In the universe of Endless Voyage, a vast number of human-populated worlds are stitched together by Transmitters, which allow instantaneous travel across light-years. But the process requires Transmitters at both ends, and so virgin worlds must be reached the old-fashioned way. By spaceship. This is what the Explorers do. And when they find suitable worlds, they build a new Transmitter and open the world for settlement. Then a year or two later, they head off to find another virgin planet…

All this travelling through space means the Explorers experience years while decades pass for the planet-bound who travel by Transmitter. This has made a breed apart of them, as the narrator of Endless Voyage, Gildoran, ruminates in the novel’s first chapter.
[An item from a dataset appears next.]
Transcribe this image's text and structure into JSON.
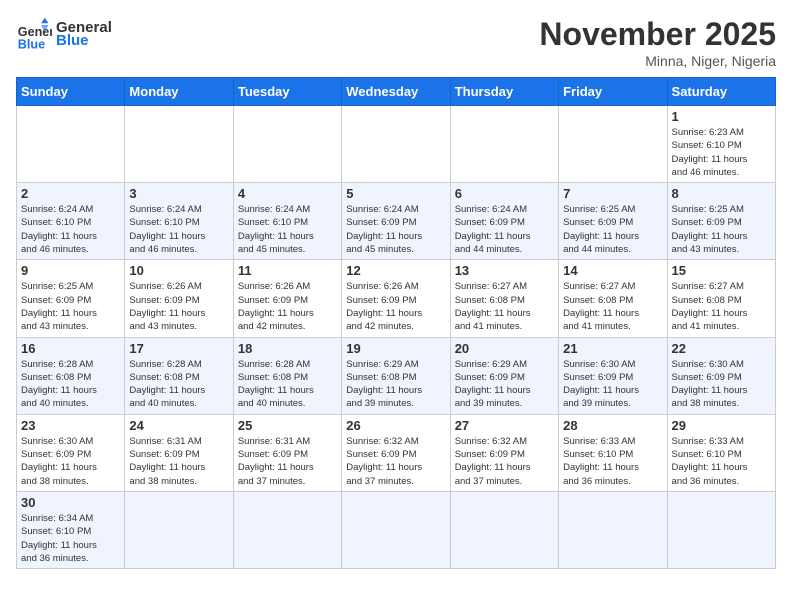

Occasionally, even Explorers decide to settle down and, within the space of a dozen pages, Gildoran mourns a failed relationship with a planet-bound woman, a fellow Explorer who chose to settle down on a planet, and a young man who saves him from a tricky and violent situation but is too old to join Gildoran’s ship, Gypsy Moth.

A protagonist who belongs to special group may be a science fiction staple, particularly of the genre’s early decades, but one or two artistic decisions made by Bradley regarding her Explorers are questionable. For instance, a life in space renders the Explorers sterile, so they must steal or buy babies from inhabited worlds. They prefer to buy, of course – though apparently selling babies is considered perfectly normal, and is done through businesses called “hatcheries”, where infants are picked out like supermarket produce. Not all such babies survive their early years aboard an Explorer ship – some even die, of mysterious causes, during their first launch. Those that do live are looked after by “Poohbears”, large ursine aliens about which the Explorers know nothing and are remarkably incurious.

Space radiation [sic] has also made the Explorers pale of skin, with white hair, irrespective of their original colouring. Perhaps thirty-five years ago, no sf reader would have remarked on a novel featuring special snowflakes who are distinguished by being white, but these days it is no longer acceptable. While some people of colour are mentioned in the story – including “big red men from Antares and small bluish men from Aldebaran” (p8)! – Endless Voyage is the story of the crew of Gypsy Moth

After some initial chapters introducing the set-up and characters, the Explorer ship discovers a new seemingly idyllic world and lands to investigate it. But, of course, nothing is as it appears, and the world proves as deadly as it is Edenic. It takes a while to discover what it is that’s giving the Explorers persistent headaches and a vague feeling of unease, and when they do learn it is more by accident than design. It takes them even longer to work out what killed two members of the crew – including the captain. The death of whom also forces a lottery for a new captain, and Gildoran is picked – the youngest person to hold the post, and the most inexperienced. As the situation worsens on the new world, leading to injury and further deaths, Gildoran tries desperately hard to hold the crew together and find the cause…

Bradley’s Darkover novels are still being produced – 2013 sees the publication of The Children of Kings, the second book of the second Darkover trilogy written by Deborah J Ross (both of which were allegedly “in progress” fourteen years before when Bradley died). Bradley also managed to edit four editions of the Sword and Sorceress anthology after her death. In other words, she has become a brand, and she is likely to be remembered for her contribution to fantasy and for Darkover and its countless sequels. This is just as well since Endless Voyage is not an especially good novel and, despite being published as an “Ace SF Special” is probably best left to languish in obscurity.